This design is influenced by inspiration from salmon and its relationship to the land. Nutrients are redistributed to the earth through their life journey and when salmon is harvested. Many different species depend on salmon, and people of the river (and of the pacific northwest of that matter) have relied on salmon as an integral part of our diet, and culture. The many was we prepare salmon, harvest salmon, and honour salmon, are some of the lifelines of our culture and what brings us together.

Many Coast Salish nations resonate with teachings surrounding wolves, and identify with their symbology. Wolves are seen as strong and caring figures, who constantly work together to keep the family unit strong. While working on this design, I was thinking of a story my mentor told me that he learned from his grandfather, of a boy who was adopted by wolf people and raised away from his human family. One day he decided to go back to his home village, and he was welcomed back by his village and family with open arms. The boy brought teachings from the wolves, hunting skills, and different knowledge of the territory. This story is meaningful to me because it makes me think of other indigenous people from Salish territory. We may grow up outside of our community, we may move away for education, or for a job, but no matter where we go- we will still have a place in our community.

Atheana Picha is a Salish artist from the Kwantlen and Tsartlip First Nations. Atheana was given the name Nashmenetanaht by Gerry Oleman from the St’at’imc Nation, which means “go-getter woman”.

Born in Vancouver, she grew up and currently works out of Richmond, BC. She is an interdisciplinary artist, working mostly in 2-dimensional work. Picha is currently doing two apprenticeships, learning Salish wool weaving from Musqueam weaver Debra Sparrow, and learning wood carving and silver engraving from Squamish Artist and educator Aaron Nelson-Moody. Her work is grounded in learning more about Salish design through studying the old pieces, observing nature, and learning from her teachers.

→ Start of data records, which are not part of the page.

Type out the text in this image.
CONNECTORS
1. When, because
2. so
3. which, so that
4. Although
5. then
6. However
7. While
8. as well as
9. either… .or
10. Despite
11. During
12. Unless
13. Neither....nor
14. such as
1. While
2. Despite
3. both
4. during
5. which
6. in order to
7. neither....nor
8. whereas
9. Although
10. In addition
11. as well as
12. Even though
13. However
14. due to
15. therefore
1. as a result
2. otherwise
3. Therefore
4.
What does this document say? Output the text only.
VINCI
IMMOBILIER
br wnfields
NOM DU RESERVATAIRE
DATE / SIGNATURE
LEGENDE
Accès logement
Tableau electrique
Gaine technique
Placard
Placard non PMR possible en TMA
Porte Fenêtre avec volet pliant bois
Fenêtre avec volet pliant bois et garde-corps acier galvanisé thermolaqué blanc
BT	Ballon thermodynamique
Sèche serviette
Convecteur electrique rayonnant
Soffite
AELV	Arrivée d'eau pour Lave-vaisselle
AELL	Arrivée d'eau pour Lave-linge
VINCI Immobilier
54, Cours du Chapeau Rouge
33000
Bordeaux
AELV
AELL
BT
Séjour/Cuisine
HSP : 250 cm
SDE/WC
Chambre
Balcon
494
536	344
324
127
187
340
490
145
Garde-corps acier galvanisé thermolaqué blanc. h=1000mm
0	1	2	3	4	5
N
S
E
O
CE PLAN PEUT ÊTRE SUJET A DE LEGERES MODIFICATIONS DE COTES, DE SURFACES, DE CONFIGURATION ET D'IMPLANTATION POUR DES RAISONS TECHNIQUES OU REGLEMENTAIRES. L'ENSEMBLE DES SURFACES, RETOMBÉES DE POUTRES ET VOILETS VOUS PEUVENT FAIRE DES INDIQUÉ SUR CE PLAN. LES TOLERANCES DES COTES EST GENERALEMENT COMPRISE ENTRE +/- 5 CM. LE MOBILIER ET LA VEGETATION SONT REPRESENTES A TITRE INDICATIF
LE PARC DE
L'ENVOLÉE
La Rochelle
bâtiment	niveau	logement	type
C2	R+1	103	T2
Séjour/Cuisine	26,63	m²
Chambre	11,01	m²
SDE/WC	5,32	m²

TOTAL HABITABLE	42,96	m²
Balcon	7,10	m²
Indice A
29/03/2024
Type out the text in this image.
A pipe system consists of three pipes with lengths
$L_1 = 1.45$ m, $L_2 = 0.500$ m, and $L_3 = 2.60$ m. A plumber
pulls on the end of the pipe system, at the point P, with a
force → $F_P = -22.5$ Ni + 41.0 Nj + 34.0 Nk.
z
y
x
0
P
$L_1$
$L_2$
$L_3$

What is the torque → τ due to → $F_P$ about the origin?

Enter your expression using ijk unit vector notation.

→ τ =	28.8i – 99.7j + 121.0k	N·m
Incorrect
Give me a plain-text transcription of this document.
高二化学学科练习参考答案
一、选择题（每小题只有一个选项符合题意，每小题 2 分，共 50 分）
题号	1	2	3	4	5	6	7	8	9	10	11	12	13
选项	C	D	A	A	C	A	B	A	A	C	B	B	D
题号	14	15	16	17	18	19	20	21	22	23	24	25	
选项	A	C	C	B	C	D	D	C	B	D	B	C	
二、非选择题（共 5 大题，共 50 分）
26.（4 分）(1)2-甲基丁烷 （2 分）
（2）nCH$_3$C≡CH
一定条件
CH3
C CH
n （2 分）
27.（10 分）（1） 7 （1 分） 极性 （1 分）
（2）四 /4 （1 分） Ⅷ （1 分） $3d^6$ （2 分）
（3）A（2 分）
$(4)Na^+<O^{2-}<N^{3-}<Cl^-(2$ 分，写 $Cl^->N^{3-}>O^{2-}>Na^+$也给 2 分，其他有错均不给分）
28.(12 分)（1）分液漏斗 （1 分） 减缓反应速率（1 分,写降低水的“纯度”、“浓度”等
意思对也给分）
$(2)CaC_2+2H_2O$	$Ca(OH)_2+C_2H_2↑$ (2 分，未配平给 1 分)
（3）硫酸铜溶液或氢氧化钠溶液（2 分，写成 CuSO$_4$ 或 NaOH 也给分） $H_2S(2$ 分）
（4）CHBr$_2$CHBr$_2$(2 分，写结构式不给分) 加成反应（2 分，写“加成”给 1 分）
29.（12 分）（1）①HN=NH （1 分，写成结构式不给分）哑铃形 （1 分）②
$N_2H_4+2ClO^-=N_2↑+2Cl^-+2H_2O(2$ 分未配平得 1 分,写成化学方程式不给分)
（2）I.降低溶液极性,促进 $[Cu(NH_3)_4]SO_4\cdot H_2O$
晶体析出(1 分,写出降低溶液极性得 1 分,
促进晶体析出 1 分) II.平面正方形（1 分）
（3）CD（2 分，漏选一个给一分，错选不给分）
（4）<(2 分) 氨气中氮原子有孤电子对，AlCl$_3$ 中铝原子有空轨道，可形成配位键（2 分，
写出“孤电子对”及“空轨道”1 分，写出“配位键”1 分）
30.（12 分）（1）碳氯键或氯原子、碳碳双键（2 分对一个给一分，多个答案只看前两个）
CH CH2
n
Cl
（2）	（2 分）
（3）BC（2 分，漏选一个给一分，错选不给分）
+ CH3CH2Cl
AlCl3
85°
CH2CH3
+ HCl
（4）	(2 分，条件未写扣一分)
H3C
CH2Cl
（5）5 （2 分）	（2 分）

Atheana studied Fine Art at Langara college for three years, with a focus on ceramics, intaglio printmaking, and wood carving, and is currently learning screen printing. Atheana is engaged with public art through her mural work throughout the vancouver area since 2018. Atheana is a two time recipient of the YVR Art Foundation emerging artist scholarship, and has works in the collections at the Museum of Vancouver and the Burnaby Art Gallery.